Oui, nous sommes invités à placer le « radeau-église » en pleine mer afin de rejoindre les jeunes. Ce radeau dont l’ancre est le Christ, celui qui nous relie à Dieu notre Père, Lui qui nous donne le dynamisme, le courage de faire face aux tempêtes mais aussi l’espérance. « Cette espérance, nous dit la lettre aux Hébreux, est pour nous comme une ancre de l’âme, bien fermement fixée, qui pénètre au-delà du voile, là ou est entré pour nous en précurseur, Jesus. » (Hébreux 6 vs 19-20)
Pour que le ‘radeau -église’ soit attirant, l’Église doit être d’abord et avant tout accueillante et en recherche permanente de cohérence. Notre propre expérience de pasteurs, pêcheurs d’hommes, nous fait découvrir chaque jour que les jeunes- de même que les enfants et les adultes- ne sont pas attirés par de beaux discours mais par la capacité d’accueil de nos communautés chrétiennes. L’Église est invitée à accueillir tout jeune à la manière de Jésus, c’est-à-dire, tel qu’il est, là où il est, sans jugement, en le croyant capable d’avancer, de grandir et même de nager à contre-courant.
Une fois accueilli, se sentant chez lui et à l’aise sur la ‘plateforme-église’ , nous sommes, me semble-t-il, invités (c’est ce que je tente, en lien avec les différents acteurs de la pastorale des jeunes, de promouvoir au sein du Vicariat Apostolique de Rodrigues) à promouvoir une pastorale des jeunes autour de 3 axes :
1) inviter les jeunes à vivre un engagement durable au sein d’un mouvement tel la JOC ou la Légion de Marie, d’un service tel Caritas ou d’une Chorale, ou encore au sein d’un regroupement de jeunes au niveau de la paroisse etc. Le jeune peut ainsi expérimenter la joie d’une vie en équipe faite de partage et d’amitié, d’entraide et de solidarité. Cette équipe est alors pour le jeune une école d’apprentissage qui lui donne le goût et les moyens de s’engager dans le concret de sa vie – d’étudiant ou de jeune travailleur, dans son village ou dans son milieu – à construire, à la suite de Jésus, un monde plus vivable inspiré des valeurs de l’Évangile. Les jeunes veulent passer à l’action, ils aspirent à un monde meilleur. l’Église doit encourager les jeunes à se salir les mains !
2) Proposer aux jeunes une formation chrétienne ouverte aux grandes interpellations et défis de notre temps.
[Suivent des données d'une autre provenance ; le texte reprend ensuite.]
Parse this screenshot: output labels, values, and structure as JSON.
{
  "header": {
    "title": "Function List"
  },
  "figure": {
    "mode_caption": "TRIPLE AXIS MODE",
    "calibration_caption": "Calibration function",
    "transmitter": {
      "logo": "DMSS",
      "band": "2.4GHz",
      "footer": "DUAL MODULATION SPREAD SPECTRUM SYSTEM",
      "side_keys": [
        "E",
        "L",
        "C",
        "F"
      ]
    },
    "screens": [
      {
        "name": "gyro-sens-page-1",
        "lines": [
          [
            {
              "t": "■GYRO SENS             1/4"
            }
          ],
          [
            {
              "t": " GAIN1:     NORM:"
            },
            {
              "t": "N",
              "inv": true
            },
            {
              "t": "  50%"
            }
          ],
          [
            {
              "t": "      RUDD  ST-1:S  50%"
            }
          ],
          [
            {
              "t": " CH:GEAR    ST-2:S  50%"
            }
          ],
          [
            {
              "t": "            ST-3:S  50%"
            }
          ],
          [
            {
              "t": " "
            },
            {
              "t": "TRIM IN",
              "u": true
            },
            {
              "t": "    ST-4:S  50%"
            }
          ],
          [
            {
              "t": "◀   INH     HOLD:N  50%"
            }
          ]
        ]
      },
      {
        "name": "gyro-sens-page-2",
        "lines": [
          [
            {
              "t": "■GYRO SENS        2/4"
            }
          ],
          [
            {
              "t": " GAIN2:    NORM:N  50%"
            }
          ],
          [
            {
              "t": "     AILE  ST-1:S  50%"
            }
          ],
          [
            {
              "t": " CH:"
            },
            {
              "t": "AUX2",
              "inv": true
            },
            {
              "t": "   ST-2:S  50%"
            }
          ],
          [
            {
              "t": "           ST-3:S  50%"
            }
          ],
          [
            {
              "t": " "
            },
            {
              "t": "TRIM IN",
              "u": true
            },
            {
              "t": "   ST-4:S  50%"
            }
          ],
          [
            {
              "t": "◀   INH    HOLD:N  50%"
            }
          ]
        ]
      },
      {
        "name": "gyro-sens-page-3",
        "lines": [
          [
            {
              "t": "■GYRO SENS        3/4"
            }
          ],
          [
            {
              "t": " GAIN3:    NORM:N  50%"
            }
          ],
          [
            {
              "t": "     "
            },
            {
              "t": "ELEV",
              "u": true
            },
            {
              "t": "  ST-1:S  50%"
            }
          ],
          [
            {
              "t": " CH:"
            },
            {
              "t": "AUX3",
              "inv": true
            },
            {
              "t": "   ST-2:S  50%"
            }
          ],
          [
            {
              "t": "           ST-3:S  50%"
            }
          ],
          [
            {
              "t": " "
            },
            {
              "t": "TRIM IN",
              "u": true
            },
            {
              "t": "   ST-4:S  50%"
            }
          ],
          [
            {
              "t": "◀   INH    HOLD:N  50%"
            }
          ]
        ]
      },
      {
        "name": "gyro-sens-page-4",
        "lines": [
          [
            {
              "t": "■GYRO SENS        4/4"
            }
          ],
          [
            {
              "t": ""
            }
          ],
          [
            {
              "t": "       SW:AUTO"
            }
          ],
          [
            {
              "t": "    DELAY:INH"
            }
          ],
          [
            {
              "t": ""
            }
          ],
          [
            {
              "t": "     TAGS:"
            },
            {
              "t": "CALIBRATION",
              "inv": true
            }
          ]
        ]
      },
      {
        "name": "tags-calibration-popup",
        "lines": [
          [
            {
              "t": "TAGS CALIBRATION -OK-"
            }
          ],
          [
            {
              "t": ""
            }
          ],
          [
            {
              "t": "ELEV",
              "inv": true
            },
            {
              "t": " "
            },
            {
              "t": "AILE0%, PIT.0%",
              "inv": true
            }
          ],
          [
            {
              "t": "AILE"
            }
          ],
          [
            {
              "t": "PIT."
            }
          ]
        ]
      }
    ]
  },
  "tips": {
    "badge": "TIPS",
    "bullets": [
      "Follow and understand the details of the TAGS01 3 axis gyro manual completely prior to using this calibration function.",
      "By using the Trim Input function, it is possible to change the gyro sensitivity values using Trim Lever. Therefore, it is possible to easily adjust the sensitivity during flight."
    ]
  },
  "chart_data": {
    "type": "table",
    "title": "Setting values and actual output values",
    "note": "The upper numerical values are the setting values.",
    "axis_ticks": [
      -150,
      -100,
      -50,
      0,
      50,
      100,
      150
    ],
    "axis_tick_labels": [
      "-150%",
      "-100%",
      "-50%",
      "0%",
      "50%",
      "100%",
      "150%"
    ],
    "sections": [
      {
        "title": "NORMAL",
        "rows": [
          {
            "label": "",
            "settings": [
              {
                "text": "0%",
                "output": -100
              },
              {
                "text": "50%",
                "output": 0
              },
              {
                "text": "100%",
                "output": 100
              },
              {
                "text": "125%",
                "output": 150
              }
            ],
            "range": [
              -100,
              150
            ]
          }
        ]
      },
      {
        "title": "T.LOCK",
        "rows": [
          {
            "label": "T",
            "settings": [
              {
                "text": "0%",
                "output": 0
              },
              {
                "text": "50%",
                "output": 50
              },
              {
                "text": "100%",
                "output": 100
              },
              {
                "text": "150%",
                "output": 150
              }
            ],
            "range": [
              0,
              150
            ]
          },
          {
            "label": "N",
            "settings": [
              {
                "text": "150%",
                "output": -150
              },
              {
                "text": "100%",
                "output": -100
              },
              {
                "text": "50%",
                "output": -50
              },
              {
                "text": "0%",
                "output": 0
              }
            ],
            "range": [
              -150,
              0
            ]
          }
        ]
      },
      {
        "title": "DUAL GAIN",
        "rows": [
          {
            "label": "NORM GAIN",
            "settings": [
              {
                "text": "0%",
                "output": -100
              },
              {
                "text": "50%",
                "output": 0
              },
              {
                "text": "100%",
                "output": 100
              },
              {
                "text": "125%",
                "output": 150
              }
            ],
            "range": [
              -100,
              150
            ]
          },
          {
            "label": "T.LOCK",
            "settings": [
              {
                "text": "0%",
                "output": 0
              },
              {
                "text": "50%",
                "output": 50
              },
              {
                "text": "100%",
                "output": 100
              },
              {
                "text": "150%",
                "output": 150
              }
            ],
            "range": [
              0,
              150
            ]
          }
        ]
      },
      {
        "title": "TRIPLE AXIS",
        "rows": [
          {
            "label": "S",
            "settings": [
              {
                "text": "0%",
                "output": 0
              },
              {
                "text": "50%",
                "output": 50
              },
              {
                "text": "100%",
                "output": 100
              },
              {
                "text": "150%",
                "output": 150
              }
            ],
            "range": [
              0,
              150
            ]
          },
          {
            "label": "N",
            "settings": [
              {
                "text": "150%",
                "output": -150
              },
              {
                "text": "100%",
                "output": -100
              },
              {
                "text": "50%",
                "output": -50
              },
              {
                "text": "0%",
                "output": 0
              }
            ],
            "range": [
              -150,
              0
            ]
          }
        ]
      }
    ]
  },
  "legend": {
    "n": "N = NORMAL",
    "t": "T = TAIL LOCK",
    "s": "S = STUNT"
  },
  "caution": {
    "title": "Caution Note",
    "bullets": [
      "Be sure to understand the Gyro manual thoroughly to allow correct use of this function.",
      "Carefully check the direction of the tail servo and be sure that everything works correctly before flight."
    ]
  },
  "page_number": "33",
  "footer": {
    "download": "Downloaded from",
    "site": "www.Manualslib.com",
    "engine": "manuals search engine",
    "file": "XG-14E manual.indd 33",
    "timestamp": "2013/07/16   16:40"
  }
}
Les jeunes veulent donner sens à leur vie et toute pastorale des jeunes doit leur proposer un parcours de formation (une initiation) pour mieux rencontrer la personne de Jésus, pour développer un esprit critique, pour être à l’aise dans la modernité afin d’être « sel et lumière. »
3) Inviter les jeunes à vivre des célébrations vivantes qui, tout en tenant compte de la culture des jeunes – leur langage, leurs goûts musicaux, leur expression corporelle-, leur donne l’occasion de goûter la Parole de Dieu, d’accueillir Jésus, pain vivant, qui vient rejoindre leur faim de donner sens à leur vie. Les jeunes ont droit à des célébrations vivantes et recueillies, à des célébrations joyeuses et profondes. L’Esprit Saint nous invite à la créativité et ainsi permettre à Jésus Ressuscité de venir rejoindre les jeunes au cœur de leurs réalités.
Ces trois axes ne doivent pas être pris dans un ordre chronologique mais doivent sans cesse être articulés les uns aux autres.
Il me semble que c’est à cette condition que nous allons, comme nous y invite Jésus, pouvoir jeter nos filets et promouvoir une pastorale vocationnelle où chaque jeune pourra découvrir qu’il est appelé par Jesus. Jesus qui veut avoir besoin de ses mains, de ses pieds, de son intelligence mais surtout de son cœur pour qu’il devienne a son tour ‘ pêcheur d’autres jeunes’.
Dans notre monde où les familles vivent des grandes fragilités, je pense – et l’expérience vécue le prouve – qu’un autre jardin des vocations à cultiver est bien cette vie en communauté autour de ces 3 axes.